Fed Chair Powell pledges to use tools to support economy

A vendor wearing a face mask stands by a stall in Venice, Italy, Friday, Feb. 28, 2020. Authorities in Italy decided to re-open schools and museums in some of the areas less hard-hit by the coronavirus outbreak in the country which has the most cases outside of Asia, as Italians on Friday yearned for a return to normal life even amid fears that the outbreak could plunge the country's economy into recession. (Claudio Furlan/Lapresse via AP)
A vendor wearing a face mask stands by a stall in Venice, Italy, Friday, Feb. 28, 2020. Authorities in Italy decided to re-open schools and museums in some of the areas less hard-hit by the coronavirus outbreak in the country which has the most cases outside of Asia, as Italians on Friday yearned for a return to normal life even amid fears that the outbreak could plunge the country's economy into recession. (Claudio Furlan/Lapresse via AP) (LaPresse)

WASHINGTON, D.C. – Federal Reserve Chairman Jerome Powell sought to calm fears Friday over the viral outbreak by issuing a rare statement of reassurance that the Fed will “use our tools" to support the economy — a strong signal of a coming interest rate cut.

The stock market has plummeted 13% this week over widespread concerns that the coronavirus will become a global pandemic that could drive the U.S. and global economies into recession. Businesses large and small are already reporting drops in revenue and profits as companies and consumers cancel vacations and business trips.
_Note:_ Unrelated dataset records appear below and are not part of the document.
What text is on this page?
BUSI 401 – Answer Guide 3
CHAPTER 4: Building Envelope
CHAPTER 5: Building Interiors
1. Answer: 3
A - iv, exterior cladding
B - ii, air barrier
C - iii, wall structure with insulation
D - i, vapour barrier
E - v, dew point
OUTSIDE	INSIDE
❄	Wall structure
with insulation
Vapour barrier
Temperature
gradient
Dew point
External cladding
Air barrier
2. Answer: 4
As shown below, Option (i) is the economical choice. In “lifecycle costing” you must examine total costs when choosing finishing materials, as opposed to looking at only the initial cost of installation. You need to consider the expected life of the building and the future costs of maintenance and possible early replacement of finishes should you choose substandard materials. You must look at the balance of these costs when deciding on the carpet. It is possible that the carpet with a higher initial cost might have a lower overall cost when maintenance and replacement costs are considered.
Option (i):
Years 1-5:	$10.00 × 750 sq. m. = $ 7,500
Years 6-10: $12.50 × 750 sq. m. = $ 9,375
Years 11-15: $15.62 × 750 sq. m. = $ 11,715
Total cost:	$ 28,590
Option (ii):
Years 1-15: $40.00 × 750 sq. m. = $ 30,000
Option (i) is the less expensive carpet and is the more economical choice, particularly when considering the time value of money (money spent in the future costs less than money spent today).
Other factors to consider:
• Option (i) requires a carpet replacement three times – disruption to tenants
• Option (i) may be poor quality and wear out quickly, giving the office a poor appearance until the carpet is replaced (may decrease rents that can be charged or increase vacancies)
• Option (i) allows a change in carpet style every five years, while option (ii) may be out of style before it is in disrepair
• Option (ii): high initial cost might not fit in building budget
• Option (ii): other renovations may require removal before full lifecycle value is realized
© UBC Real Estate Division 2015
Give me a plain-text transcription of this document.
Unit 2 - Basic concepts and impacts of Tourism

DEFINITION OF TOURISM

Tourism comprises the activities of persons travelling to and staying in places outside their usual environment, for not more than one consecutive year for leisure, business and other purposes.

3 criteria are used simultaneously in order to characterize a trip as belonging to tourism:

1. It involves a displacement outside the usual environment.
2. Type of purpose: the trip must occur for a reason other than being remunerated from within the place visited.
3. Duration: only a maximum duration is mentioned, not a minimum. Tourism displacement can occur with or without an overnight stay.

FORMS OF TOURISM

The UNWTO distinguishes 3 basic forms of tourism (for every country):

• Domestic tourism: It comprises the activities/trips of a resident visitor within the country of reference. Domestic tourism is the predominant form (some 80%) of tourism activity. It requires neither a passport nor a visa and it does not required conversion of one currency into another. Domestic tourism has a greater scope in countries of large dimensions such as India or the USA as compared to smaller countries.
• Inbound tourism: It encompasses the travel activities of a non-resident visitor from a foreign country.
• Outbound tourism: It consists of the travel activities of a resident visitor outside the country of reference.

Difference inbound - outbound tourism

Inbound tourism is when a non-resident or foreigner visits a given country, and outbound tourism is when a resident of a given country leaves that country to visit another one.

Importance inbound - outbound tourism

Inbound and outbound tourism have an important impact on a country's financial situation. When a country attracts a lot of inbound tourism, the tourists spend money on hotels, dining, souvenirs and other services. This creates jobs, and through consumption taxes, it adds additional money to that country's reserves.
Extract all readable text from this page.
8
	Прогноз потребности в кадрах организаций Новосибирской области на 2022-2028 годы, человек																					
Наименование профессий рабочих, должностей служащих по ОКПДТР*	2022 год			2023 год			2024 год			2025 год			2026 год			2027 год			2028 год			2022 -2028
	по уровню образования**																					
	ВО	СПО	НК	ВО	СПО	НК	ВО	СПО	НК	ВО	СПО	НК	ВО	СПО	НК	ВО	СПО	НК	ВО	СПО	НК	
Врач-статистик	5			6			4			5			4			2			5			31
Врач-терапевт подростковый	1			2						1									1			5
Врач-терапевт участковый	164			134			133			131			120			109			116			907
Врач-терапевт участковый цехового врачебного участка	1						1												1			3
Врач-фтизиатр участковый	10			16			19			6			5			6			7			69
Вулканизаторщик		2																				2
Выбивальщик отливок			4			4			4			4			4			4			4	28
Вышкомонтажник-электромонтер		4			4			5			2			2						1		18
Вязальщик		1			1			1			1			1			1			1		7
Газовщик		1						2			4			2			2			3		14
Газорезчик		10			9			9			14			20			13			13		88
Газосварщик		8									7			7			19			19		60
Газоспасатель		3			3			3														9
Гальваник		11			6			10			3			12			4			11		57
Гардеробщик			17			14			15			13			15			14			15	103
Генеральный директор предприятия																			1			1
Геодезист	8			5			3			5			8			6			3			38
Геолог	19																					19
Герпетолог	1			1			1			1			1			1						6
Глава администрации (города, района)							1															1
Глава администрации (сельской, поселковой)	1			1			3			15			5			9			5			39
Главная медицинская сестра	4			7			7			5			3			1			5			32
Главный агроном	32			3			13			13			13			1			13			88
Many economists caution, though, that rate cuts and other Fed economic tools might not do much to blunt the economic damage resulting from the virus.

“The fundamentals of the U.S. economy remain strong,” Powell said in a statement. “However, the coronavirus poses evolving risks to economic activity. The Federal Reserve is closely monitoring developments and their implications for the economic outlook. We will use our tools and act as appropriate to support the economy.”

Such statements from the Fed are unusual and tend to come during crises that cause widespread fears in financial markets. Similar comments were issued after the October 1987 market crash and after the Sept. 11, 2001, terrorist attacks.

"Powell’s statement is a strong signal that the Fed is about to cut rates, and it is highly likely that this will be a series of cuts,” said Sung Won Sohn, an economics and finance professor at Loyola Marymount University in Los Angeles.

Many economists have urged rate cuts to help allay anxieties and support the economy and markets. Economists from Bank of America said Friday that they expect the Fed to cut its benchmark short-term rate by a half-percentage point at its March meeting, which would be twice the typical size of a cut and the largest since the Great Recession.

Investors are increasingly envisioning that the Fed will act soon. On Friday afternoon, traders priced in a 100% likelihood that the central bank would make at least a quarter-point cut in March, according to the Chicago Mercantile Exchange's Fedwatch tool. The odds of a half-point cut were just above 50%. That's up sharply from a week a week ago, when the likelihood of a modest quarter-point cut was put at 11%.